Quali siano questi orizzonti e simboli, fatte salve domande di giustizia sociale e certi “valori tradizionali”, tuttavia non lo dice. Il nostro scrive: 

«Feticci quali “l’unità della sinistra” o “la costituente della sinistra” non interessano praticamente più a nessuno se non agli stretti addetti ai lavori e, anzi, non fanno altro che disegnare il perimetro entro cui tale proposta potrà esercitare attrazione. Un perimetro sempre più ristretto. Altrettanto va detto per quei progetti che cercano di suscitare consenso con un riferimento esplicito a significanti analoghi, quali “comunismo”, “socialismo”, o attraverso la messa in primo piano di tutta la simbologia di questa parte politica».

Giusto l’attacco frontale agli zombi delle sinistre, giusto sottolineare il tramonto di tutta l’anticaglia simbologica. Sbagliato, molto sbagliato sbarazzarsi dell’orizzonte del socialismo. Qui c’è una furia iconoclastica inquietante. Rimuovere l’orizzonte del socialismo, rebus sic stantibus, significa privarsi del solo orizzonte, della sola “operazione discorsiva” che abbia un contenuto di senso, il solo

enunciato che abbia “condizioni di possibilità, quindi di plausibilità”. Significa appunto, non me ne voglia il Mazzolini, accettare come perenne l’orizzonte capitalistico. Il nostro parla certo della necessità di “progetto di cambiamento di lungo periodo”, del valore della eguaglianza sociale e non solo formale, ma se si ha tanta cura ad espungere dalla vista il superamento del capitalismo, certo è solo un modello sociale socialdemocratico, che è un discorso non meno vecchio di quello vetero-comunista.

Vi è poi un piano, nel discorso di Mazzolini, che attiene alla questione del soggetto politico populista. Non si pensi si tratti solo di metodo, di tecnica politica.
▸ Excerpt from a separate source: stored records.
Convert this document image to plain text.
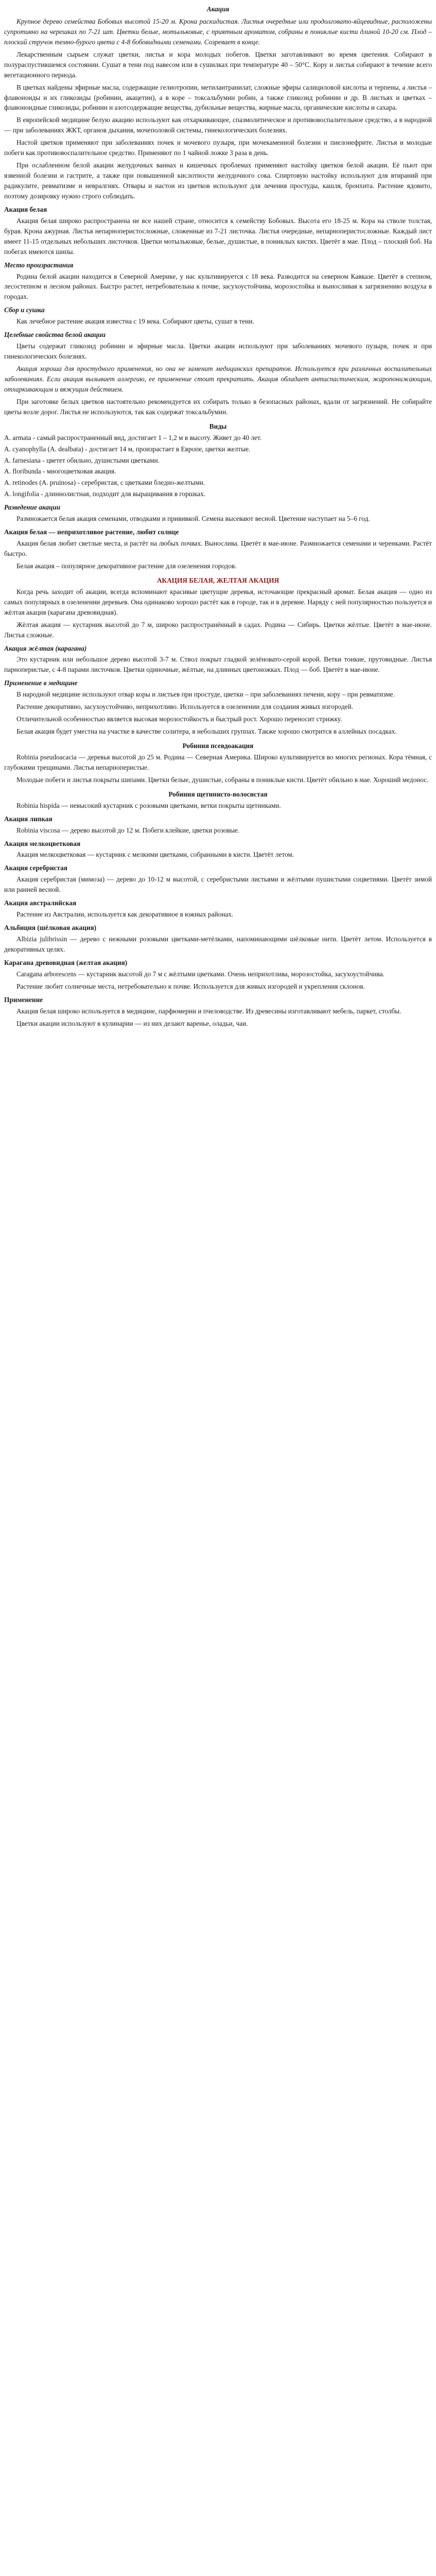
Акация

Крупное дерево семейства Бобовых высотой 15-20 м. Крона раскидистая. Листья очередные или продолговато-яйцевидные, расположены супротивно на черешках по 7-21 шт. Цветки белые, мотыльковые, с приятным ароматом, собраны в пониклые кисти длиной 10-20 см. Плод – плоский стручок темно-бурого цвета с 4-8 бобовидными семенами. Созревает в конце.

Лекарственным сырьем служат цветки, листья и кора молодых побегов. Цветки заготавливают во время цветения. Собирают в полураспустившемся состоянии. Сушат в тени под навесом или в сушилках при температуре 40 – 50°С. Кору и листья собирают в течение всего вегетационного периода.

В цветках найдены эфирные масла, содержащие гелиотропин, метилантранилат, сложные эфиры салициловой кислоты и терпены, а листья – флавоноиды и их гликозиды (робинин, акацетин), а в коре – токсальбумин робин, а также гликозид робинин и др. В листьях и цветках – флавоноидные гликозиды, робинин и азотсодержащие вещества, дубильные вещества, жирные масла, органические кислоты и сахара.

В европейской медицине белую акацию используют как отхаркивающее, спазмолитическое и противовоспалительное средство, а в народной — при заболеваниях ЖКТ, органов дыхания, мочеполовой системы, гинекологических болезнях.

Настой цветков применяют при заболеваниях почек и мочевого пузыря, при мочекаменной болезни и пиелонефрите. Листья и молодые побеги как противовоспалительное средство. Применяют по 1 чайной ложке 3 раза в день.

При ослабленном белой акации желудочных ваннах и кишечных проблемах применяют настойку цветков белой акации. Её пьют при язвенной болезни и гастрите, а также при повышенной кислотности желудочного сока. Спиртовую настойку используют для втираний при радикулите, ревматизме и невралгиях. Отвары и настои из цветков используют для лечения простуды, кашля, бронхита. Растение ядовито, поэтому дозировку нужно строго соблюдать.

Акация белая

Акация белая широко распространена не все нашей стране, относится к семейству Бобовых. Высота его 18-25 м. Кора на стволе толстая, бурая. Крона ажурная. Листья непарноперистосложные, сложенные из 7-21 листочка. Листья очередные, непарноперистосложные. Каждый лист имеет 11-15 отдельных небольших листочков. Цветки мотыльковые, белые, душистые, в пониклых кистях. Цветёт в мае. Плод – плоский боб. На побегах имеются шипы.

Место произрастания

Родина белой акации находится в Северной Америке, у нас культивируется с 18 века. Разводится на северном Кавказе. Цветёт в степном, лесостепном и лесном районах. Быстро растет, нетребовательна к почве, засухоустойчива, морозостойка и выносливая к загрязнению воздуха в городах.

Сбор и сушка

Как лечебное растение акация известна с 19 века. Собирают цветы, сушат в тени.

Целебные свойства белой акации

Цветы содержат гликозид робинин и эфирные масла. Цветки акации используют при заболеваниях мочевого пузыря, почек и при гинекологических болезнях.

Акация хороша для простудного применения, но она не заменит медицинских препаратов. Используется при различных воспалительных заболеваниях. Если акация вызывает аллергию, ее применение стоит прекратить. Акация обладает антиспастическим, жаропонижающим, отхаркивающим и вяжущим действием.

При заготовке белых цветков настоятельно рекомендуется их собирать только в безопасных районах, вдали от загрязнений. Не собирайте цветы возле дорог. Листья не используются, так как содержат токсальбумин.

Виды

A. armata - самый распространенный вид, достигает 1 – 1,2 м в высоту. Живет до 40 лет.

A. cyanophylla (A. dealbata) - достигает 14 м, произрастает в Европе, цветки желтые.

A. farnesiana - цветет обильно, душистыми цветками.

A. floribunda - многоцветковая акация.

A. retinodes (A. pruinosa) - серебристая, с цветками бледно-желтыми.

A. longifolia - длиннолистная, подходит для выращивания в горшках.

Разведение акации

Размножается белая акация семенами, отводками и прививкой. Семена высевают весной. Цветение наступает на 5–6 год.

Акация белая — неприхотливое растение, любит солнце

Акация белая любит светлые места, и растёт на любых почвах. Вынослива. Цветёт в мае-июне. Размножается семенами и черенками. Растёт быстро.

Белая акация – популярное декоративное растение для озеленения городов.

АКАЦИЯ БЕЛАЯ, ЖЕЛТАЯ АКАЦИЯ

Когда речь заходит об акации, всегда вспоминают красивые цветущие деревья, источающие прекрасный аромат. Белая акация — одно из самых популярных в озеленении деревьев. Она одинаково хорошо растёт как в городе, так и в деревне. Наряду с ней популярностью пользуется и жёлтая акация (карагана древовидная).

Жёлтая акация — кустарник высотой до 7 м, широко распространённый в садах. Родина — Сибирь. Цветки жёлтые. Цветёт в мае-июне. Листья сложные.

Акация жёлтая (карагана)

Это кустарник или небольшое дерево высотой 3-7 м. Ствол покрыт гладкой зелёновато-серой корой. Ветки тонкие, прутовидные. Листья парноперистые, с 4-8 парами листочков. Цветки одиночные, жёлтые, на длинных цветоножках. Плод — боб. Цветёт в мае-июне.

Применение в медицине

В народной медицине используют отвар коры и листьев при простуде, цветки – при заболеваниях печени, кору – при ревматизме.

Растение декоративно, засухоустойчиво, неприхотливо. Используется в озеленении для создания живых изгородей.

Отличительной особенностью является высокая морозостойкость и быстрый рост. Хорошо переносит стрижку.

Белая акация будет уместна на участке в качестве солитера, в небольших группах. Также хорошо смотрится в аллейных посадках.

Робиния псевдоакация

Robinia pseudoacacia — деревья высотой до 25 м. Родина — Северная Америка. Широко культивируется во многих регионах. Кора тёмная, с глубокими трещинами. Листья непарноперистые.

Молодые побеги и листья покрыты шипами. Цветки белые, душистые, собраны в пониклые кисти. Цветёт обильно в мае. Хороший медонос.

Робиния щетинисто-волосистая

Robinia hispida — невысокий кустарник с розовыми цветками, ветки покрыты щетинками.

Акация липкая

Robinia viscosa — дерево высотой до 12 м. Побеги клейкие, цветки розовые.

Акация мелкоцветковая

Акация мелкоцветковая — кустарник с мелкими цветками, собранными в кисти. Цветёт летом.

Акация серебристая

Акация серебристая (мимоза) — дерево до 10-12 м высотой, с серебристыми листьями и жёлтыми пушистыми соцветиями. Цветёт зимой или ранней весной.

Акация австралийская

Растение из Австралии, используется как декоративное в южных районах.

Альбиция (шёлковая акация)

Albizia julibrissin — дерево с нежными розовыми цветками-метёлками, напоминающими шёлковые нити. Цветёт летом. Используется в декоративных целях.

Карагана древовидная (желтая акация)

Caragana arborescens — кустарник высотой до 7 м с жёлтыми цветками. Очень неприхотлива, морозостойка, засухоустойчива.

Растение любит солнечные места, нетребовательно к почве. Используется для живых изгородей и укрепления склонов.

Применение

Акация белая широко используется в медицине, парфюмерии и пчеловодстве. Из древесины изготавливают мебель, паркет, столбы.

Цветки акации используют в кулинарии — из них делают варенье, оладьи, чаи.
Il nostro scrive:

«L’intuizione di fondo è che la cruda realtà non abbia un’interpretazione univoca, bensì molteplici, e che un determinato scenario di oppressione reale non abbia uno sbocco politico determinato, ma quello che le volontà organizzate in lizza tra loro riusciranno ad imprimere, divenendo così egemoniche. In questo senso, non c’è alcuna volontà, potenza immanente già lì, pronta a esplodere e farsi largo, e tendente alla vita e alla democrazia. Tuttavia non esiste nemmeno, come nella vecchia concezione comunista, una classe portatrice di interessi generali per definizione. Il punto di partenza sono quindi le domande sociali che i canali istituzionali non riescono a soddisfare e a neutralizzare».

Un classico del discorso laclausiano, che ci riconduce al complesso pensiero politico e filosofico post-strutturalista, anzitutto di matrice francese. Vero, non c’è alcun corso storico predeterminato. Vero non esiste alcuna classe che di per sé sia rivoluzionaria. Questo che significa? Pare di capire che questo significhi che il sistema capitalistico non conosca contraddizioni antagonistiche. Che esso non porti in grembo i germi del suo proprio superamento. Ma se è così buttiamo via di Marx, assieme all’acqua sporca (la teleologica missione salvifica attribuita alla classe operaia), il bambino preziosissimo, ovvero la sua analisi del modo capitalistico di produzione e il suo carattere caduco.

Non posso infine, chiudendo queste brevi note, non segnalare quella che a me pare una grossa aporia. Il discorso laclausiano sul populismo implica necessariamente la centralità categorica del soggetto politico, visto che la sua funzione è quella di dare identità al popolo, quindi di costruirlo come protagonista del conflitto sociale.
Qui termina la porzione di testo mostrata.